Still though, I can’t help but be a little disappointed. Instead of these new costume packs, couldn’t we have just gotten new leaders? From Washington to Lincoln to Kennedy, there are plenty of US Presidents who could have been added. (Or non-presidents! Get me Ben Franklin!) France has existed for centuries. We could have gotten a Louis or Napoleon or Charles de Gaulle or Queen Adelaide or Joan of Arc. I feel bad for knocking a creative new feature, but it seems so much less fun than the more obvious addition.

Eye in the Pyramid

On the other hand, I love the new secret societies. This is a new “game mode” like the Apocalypse Mode added in the last update. What’s cool is that all these modes add new gameplay dynamics, and that they can independently be checked or unchecked. That means you can mix and match Apocalypse and Secret Societies, and as they add more Modes, that’s more rule variants. As with Apocalypse Mode, Secret Societies seems to be a little bit more supernatural-flavored than your typical game of civ.

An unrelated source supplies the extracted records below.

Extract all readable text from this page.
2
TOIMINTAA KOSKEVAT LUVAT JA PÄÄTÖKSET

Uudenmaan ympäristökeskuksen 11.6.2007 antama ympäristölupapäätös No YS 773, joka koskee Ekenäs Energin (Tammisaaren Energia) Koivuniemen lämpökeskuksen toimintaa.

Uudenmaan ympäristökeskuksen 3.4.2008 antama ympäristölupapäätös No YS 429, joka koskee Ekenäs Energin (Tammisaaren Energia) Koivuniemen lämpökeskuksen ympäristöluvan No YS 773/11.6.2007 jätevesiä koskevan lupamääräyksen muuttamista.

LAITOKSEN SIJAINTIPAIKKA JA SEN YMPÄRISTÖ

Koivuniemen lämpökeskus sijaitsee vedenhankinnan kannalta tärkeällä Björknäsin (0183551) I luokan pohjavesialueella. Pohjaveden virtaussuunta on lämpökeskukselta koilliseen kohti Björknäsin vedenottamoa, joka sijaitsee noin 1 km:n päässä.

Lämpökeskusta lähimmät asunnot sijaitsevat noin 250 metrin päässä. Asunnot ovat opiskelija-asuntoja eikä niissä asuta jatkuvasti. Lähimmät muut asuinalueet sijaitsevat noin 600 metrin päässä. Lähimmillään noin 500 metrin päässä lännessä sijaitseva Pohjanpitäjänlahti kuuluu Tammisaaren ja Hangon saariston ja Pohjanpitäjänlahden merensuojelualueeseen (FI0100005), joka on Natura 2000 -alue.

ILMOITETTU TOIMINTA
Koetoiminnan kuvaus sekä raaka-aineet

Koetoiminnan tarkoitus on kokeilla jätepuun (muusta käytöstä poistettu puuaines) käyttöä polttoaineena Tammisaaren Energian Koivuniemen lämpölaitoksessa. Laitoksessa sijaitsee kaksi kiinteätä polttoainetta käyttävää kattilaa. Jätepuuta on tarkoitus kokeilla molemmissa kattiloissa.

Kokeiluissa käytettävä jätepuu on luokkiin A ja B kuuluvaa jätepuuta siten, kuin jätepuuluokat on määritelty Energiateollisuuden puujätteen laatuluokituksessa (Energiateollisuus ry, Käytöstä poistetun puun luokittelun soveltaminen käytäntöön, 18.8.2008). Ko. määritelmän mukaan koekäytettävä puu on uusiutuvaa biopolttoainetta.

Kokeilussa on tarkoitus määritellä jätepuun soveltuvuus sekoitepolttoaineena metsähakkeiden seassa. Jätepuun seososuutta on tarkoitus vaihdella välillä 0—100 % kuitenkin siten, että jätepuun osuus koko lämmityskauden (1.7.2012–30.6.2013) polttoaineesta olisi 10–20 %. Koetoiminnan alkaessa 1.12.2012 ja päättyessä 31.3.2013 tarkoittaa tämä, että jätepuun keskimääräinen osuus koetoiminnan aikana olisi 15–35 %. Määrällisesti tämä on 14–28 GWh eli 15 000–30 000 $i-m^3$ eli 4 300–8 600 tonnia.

Each of the societies gives you potential bonuses, unlocked using governor points. The bonuses are unique according to the society, which include a Cthulhu worshiping cult, a wise Roman myth conspiracy, a society of alchemists, and straight up vampires. The alchemists are a lot of fun, showing you ley lines on the map which you can exploit for district adjacency bonuses. That’s cool!

If you had asked me if I wanted Civ to get a little more magical and mystical, I would have told you no. But I’m really happy with these modes so far. The magic lies just under the surface, so you don’t feel that its overwhelming the march of history. Plus, these modes can be individually toggled so you can decide which you like, and which are ruining your experience. I love Secret Societies though! It adds another wrinkle in the governor and diplomacy systems, two areas of the game I thought could use a little bit more complexity.

A Place For Your Embassy

Finally, we need to talk about the Diplomatic Quarter. A new district, the Diplomatic Quarter is now the main structure you have for pursuing a diplomatic victory. At first you get envoys and culture, but after a few upgrades, it will generate diplomatic favor all on its own, which is great. Anything that allows you to take more active control of the pursuit of victory is a good change in my book. But that’s not the benefit I was most grateful for.

No, the Diplomatic Quarter finally, finally gives you a more viable path to counter espionage. Sure in the past you could use your spies to randomly hunt for other spies. But now there’s an entire new set of dynamics that determine whether spy missions will be successes or failures, and you can lightly opt-out of the spy game altogether with the right combination of buildings. In my most successful games, the biggest nuisance is the frequency with which the AI completes the “raise partisans” mission. My culture civ becomes plagued by random tanks burning down my farms. Anything that allows me to mitigate that makes my game more playable indeed!

In my look at the last New Frontier pack, I said that Civilization 6 is working hard to become the best version of itself. After a second installment, this is even closer to the truth. While the Personas are a forgettable addition, secret societies are a ton of fun. Combine that with the Diplomatic Quarter and some small balance changes, and you may start to get greedy. With strong updates like these, I want a new one every week!